In a new study, researchers at Vanderbilt University Medical Center have demonstrated the potential for large language models like ChatGPT to help generate electronic health record (EHR) phenotyping algorithms, a critical but time-consuming task in observational health research.
The findings, reported April 13 in the Journal of the American Medical Informatics Association, suggest these artificial intelligence tools could help accelerate discovery.
EHR phenotyping involves creating complex electronic algorithms to identify patients with specific characteristics by integrating clinical data like diagnoses, medications, procedures, and lab results. Traditionally, this requires extensive input from experts, including a thorough literature review and evidence synthesis, making it both time-consuming and resource intensive.
“Developing EHR phenotypes demands substantial informatics and clinical knowledge. It’s an intricate process that limits the pace of research,” said corresponding author Wei-Qi Wei, MD, PhD, associate professor of Biomedical Informatics. “We wanted to see if large language models could help generate preliminary algorithm drafts to make phenotyping more efficient.”
The team tested the ability of Open AI’s ChatGPT-4 and -3.5 models, as well as Claude 2, from Anthropic, and Bard (more recently renamed Gemini), from Google, to generate phenotyping algorithms for type 2 diabetes, dementia, and hypothyroidism. The algorithms were intended to search and analyze data from electronic health records and identify patients with these three conditions; for this pilot study, algorithms were generated using default versions of each of the four AI models (as available in October 2023).
Three phenotyping experts evaluated the algorithms, finding that ChatGPT-4 and -3.5 significantly outperformed Claude 2 and Bard in generating accurate, executable algorithms.
“GPT-4 and GPT-3.5 did well at finding appropriate diagnosis codes, lab tests and medications for these diseases,” said first author Chao Yan, PhD, a postdoctoral research fellow in Biomedical Informatics. “They even suggested additional criteria like symptoms that aren’t typically used in these algorithms but appear quite plausible.”

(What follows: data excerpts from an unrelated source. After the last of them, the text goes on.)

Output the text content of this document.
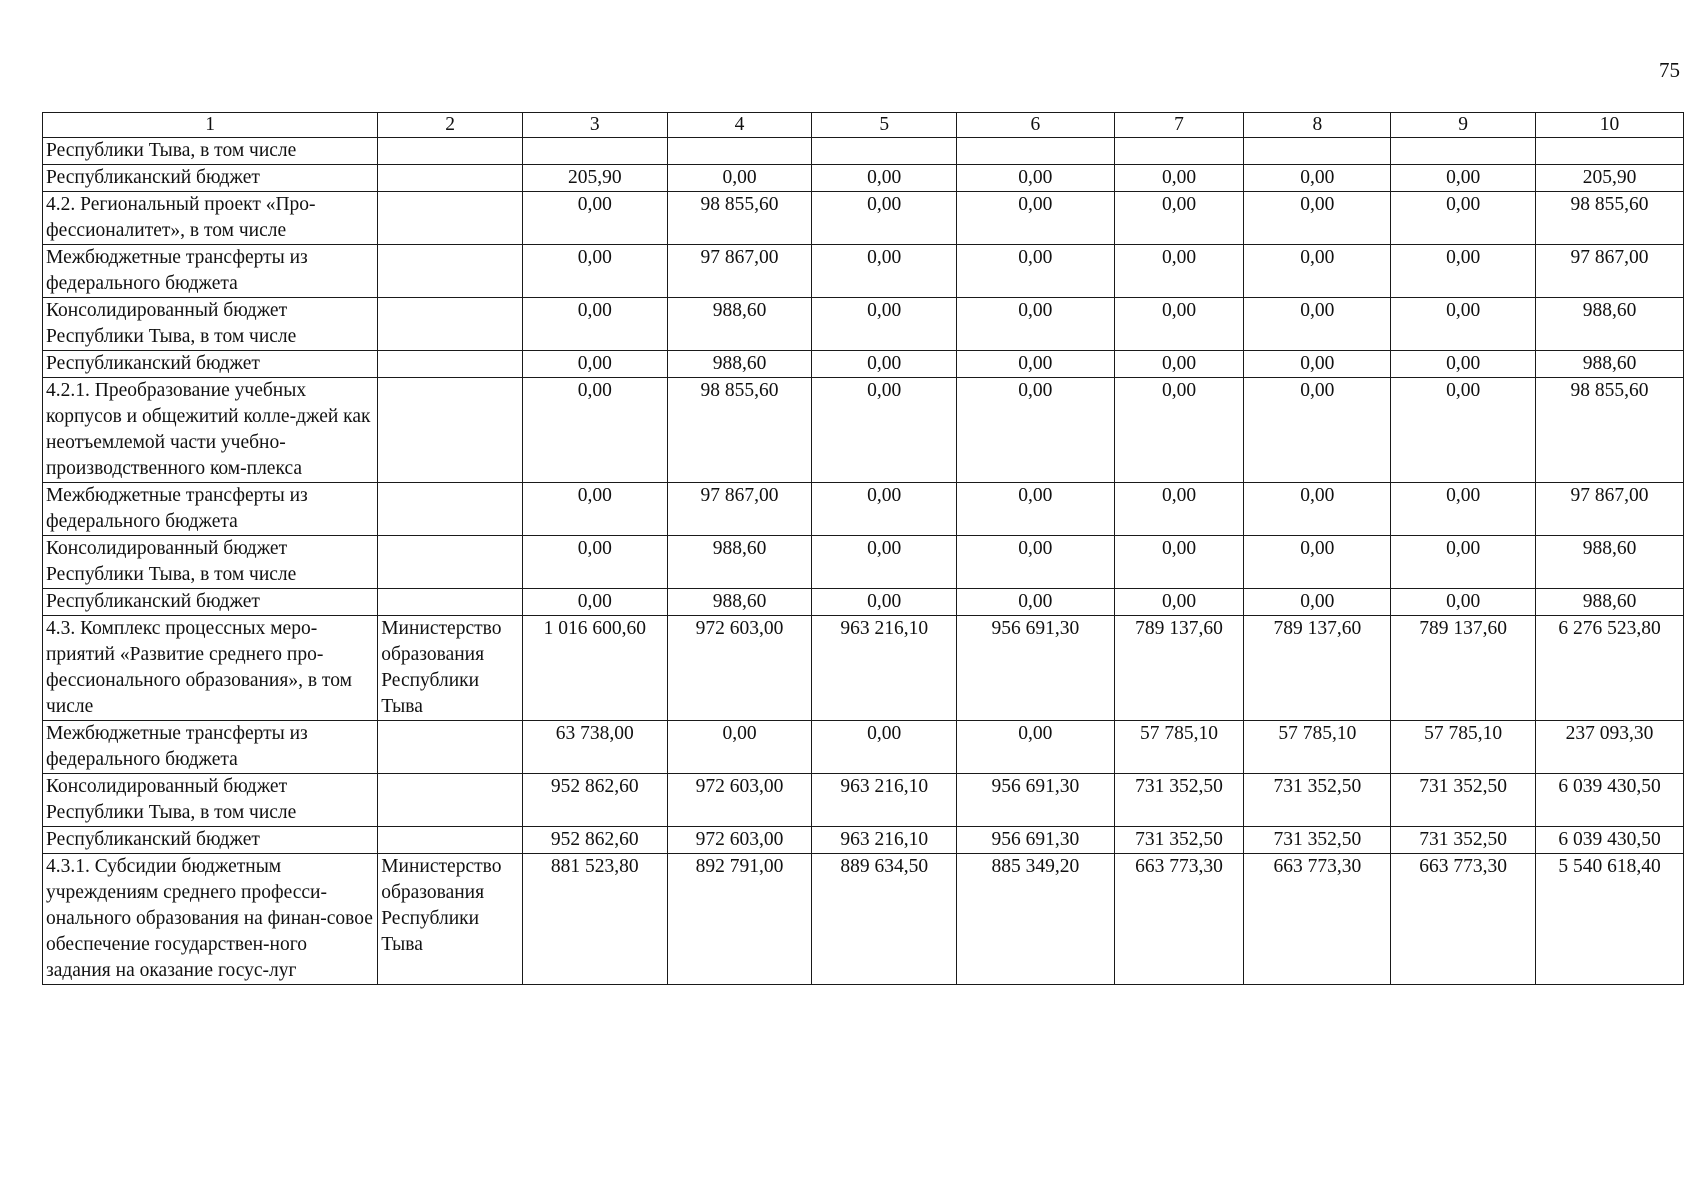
75
1	2	3	4	5	6	7	8	9	10
Республики Тыва, в том числе									
Республиканский бюджет		205,90	0,00	0,00	0,00	0,00	0,00	0,00	205,90
4.2. Региональный проект «Про-фессионалитет», в том числе		0,00	98 855,60	0,00	0,00	0,00	0,00	0,00	98 855,60
Межбюджетные трансферты из федерального бюджета		0,00	97 867,00	0,00	0,00	0,00	0,00	0,00	97 867,00
Консолидированный бюджет Республики Тыва, в том числе		0,00	988,60	0,00	0,00	0,00	0,00	0,00	988,60
Республиканский бюджет		0,00	988,60	0,00	0,00	0,00	0,00	0,00	988,60
4.2.1. Преобразование учебных корпусов и общежитий колле-джей как неотъемлемой части учебно-производственного ком-плекса		0,00	98 855,60	0,00	0,00	0,00	0,00	0,00	98 855,60
Межбюджетные трансферты из федерального бюджета		0,00	97 867,00	0,00	0,00	0,00	0,00	0,00	97 867,00
Консолидированный бюджет Республики Тыва, в том числе		0,00	988,60	0,00	0,00	0,00	0,00	0,00	988,60
Республиканский бюджет		0,00	988,60	0,00	0,00	0,00	0,00	0,00	988,60
4.3. Комплекс процессных меро-приятий «Развитие среднего про-фессионального образования», в том числе	Министерство образования Республики Тыва	1 016 600,60	972 603,00	963 216,10	956 691,30	789 137,60	789 137,60	789 137,60	6 276 523,80
Межбюджетные трансферты из федерального бюджета		63 738,00	0,00	0,00	0,00	57 785,10	57 785,10	57 785,10	237 093,30
Консолидированный бюджет Республики Тыва, в том числе		952 862,60	972 603,00	963 216,10	956 691,30	731 352,50	731 352,50	731 352,50	6 039 430,50
Республиканский бюджет		952 862,60	972 603,00	963 216,10	956 691,30	731 352,50	731 352,50	731 352,50	6 039 430,50
4.3.1. Субсидии бюджетным учреждениям среднего професси-онального образования на финан-совое обеспечение государствен-ного задания на оказание госус-луг	Министерство образования Республики Тыва	881 523,80	892 791,00	889 634,50	885 349,20	663 773,30	663 773,30	663 773,30	5 540 618,40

However, the generated algorithms still contained some errors, like incorrect code types, missing codes or imprecise lab thresholds. The models also sometimes applied overly broad or restrictive logic, resulting in algorithms that would identify too many or too few patients.
When the team tested their top-rated AI-generated algorithms on EHR data from more than 80,000 patients, they found mixed performance compared to gold-standard algorithms developed by experts. While some achieved high accuracy for case identification, others were far less precise.

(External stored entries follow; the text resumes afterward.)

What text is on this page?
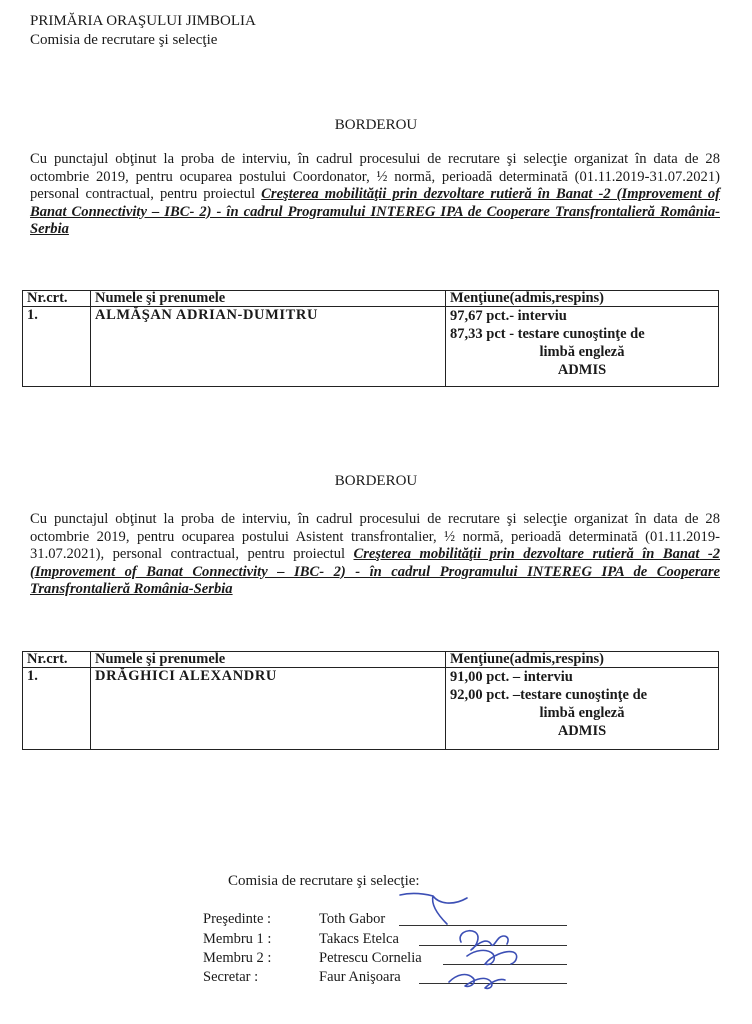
PRIMĂRIA ORAŞULUI JIMBOLIA
Comisia de recrutare şi selecţie
BORDEROU
Cu punctajul obţinut la proba de interviu, în cadrul procesului de recrutare şi selecţie organizat în data de 28 octombrie 2019, pentru ocuparea postului Coordonator, ½ normă, perioadă determinată (01.11.2019-31.07.2021) personal contractual, pentru proiectul Creşterea mobilităţii prin dezvoltare rutieră în Banat -2 (Improvement of Banat Connectivity – IBC- 2) - în cadrul Programului INTEREG IPA de Cooperare Transfrontalieră România-Serbia
Nr.crt.	Numele şi prenumele	Menţiune(admis,respins)
1.	ALMĂŞAN ADRIAN-DUMITRU	97,67 pct.- interviu
87,33 pct - testare cunoştinţe de
limbă engleză
ADMIS
BORDEROU
Cu punctajul obţinut la proba de interviu, în cadrul procesului de recrutare şi selecţie organizat în data de 28 octombrie 2019, pentru ocuparea postului Asistent transfrontalier, ½ normă, perioadă determinată (01.11.2019-31.07.2021), personal contractual, pentru proiectul Creşterea mobilităţii prin dezvoltare rutieră în Banat -2 (Improvement of Banat Connectivity – IBC- 2) - în cadrul Programului INTEREG IPA de Cooperare Transfrontalieră România-Serbia
Nr.crt.	Numele şi prenumele	Menţiune(admis,respins)
1.	DRĂGHICI ALEXANDRU	91,00 pct. – interviu
92,00 pct. –testare cunoştinţe de
limbă engleză
ADMIS
Comisia de recrutare şi selecţie:
Preşedinte :	Toth Gabor
Membru 1 :	Takacs Etelca
Membru 2 :	Petrescu Cornelia
Secretar :	Faur Anişoara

According to the authors, the results highlight the potential of large language models as a tool to accelerate phenotyping by providing a useful starting point.
“These AI models show exciting capabilities, but they’re not yet ready to generate expert-level phenotyping algorithms, certainly not right out of the box,” Wei said. “We believe they can help jumpstart the process, allowing experts to focus more on fine-tuning rather than starting from scratch. It’s a promising human-computer collaboration.”

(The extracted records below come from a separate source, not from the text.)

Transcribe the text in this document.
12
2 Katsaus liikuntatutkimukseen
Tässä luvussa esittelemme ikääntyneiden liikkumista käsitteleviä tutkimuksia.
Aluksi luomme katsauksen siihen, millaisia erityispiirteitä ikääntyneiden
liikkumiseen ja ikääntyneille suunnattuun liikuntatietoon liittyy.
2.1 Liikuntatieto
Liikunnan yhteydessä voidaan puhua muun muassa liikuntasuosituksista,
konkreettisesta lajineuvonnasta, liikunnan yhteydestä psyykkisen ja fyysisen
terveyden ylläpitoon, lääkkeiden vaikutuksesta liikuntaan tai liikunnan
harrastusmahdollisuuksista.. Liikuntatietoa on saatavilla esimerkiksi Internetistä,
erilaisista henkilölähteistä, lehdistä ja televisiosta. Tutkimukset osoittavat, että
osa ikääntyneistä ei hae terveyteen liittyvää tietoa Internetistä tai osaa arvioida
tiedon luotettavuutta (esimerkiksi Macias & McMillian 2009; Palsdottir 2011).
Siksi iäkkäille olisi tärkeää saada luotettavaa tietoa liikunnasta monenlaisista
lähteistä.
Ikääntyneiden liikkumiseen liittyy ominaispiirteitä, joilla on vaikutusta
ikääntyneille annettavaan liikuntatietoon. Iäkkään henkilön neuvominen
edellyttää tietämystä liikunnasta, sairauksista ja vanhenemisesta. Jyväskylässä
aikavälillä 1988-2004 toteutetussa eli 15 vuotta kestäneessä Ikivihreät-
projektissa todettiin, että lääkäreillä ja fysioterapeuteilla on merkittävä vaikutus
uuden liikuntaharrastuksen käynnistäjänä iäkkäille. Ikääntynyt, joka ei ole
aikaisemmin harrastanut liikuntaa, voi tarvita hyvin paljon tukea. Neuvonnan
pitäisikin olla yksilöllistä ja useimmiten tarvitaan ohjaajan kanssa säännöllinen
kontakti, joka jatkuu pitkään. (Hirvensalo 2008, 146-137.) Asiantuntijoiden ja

The researchers plan to further optimize prompts and explore emerging language models to advance the approach.
Others on the study included Henry Ong, PhD, Monika Grabowska, MS, Matthew Krantz, MD, Wu-Chen Su, MS, Alyson Dickson, MA, Josh Peterson, MD, QiPing Feng, PhD, Dan Roden, MD, C. Michael Stein, MD, V. Eric Kerchberger, MD, and Bradley Malin, PhD.
The study was supported by the National Institutes of Health (grants R01GM139891, R01AG069900, F30AG080885, T32GM007347, K01HL157755, U01HG011181).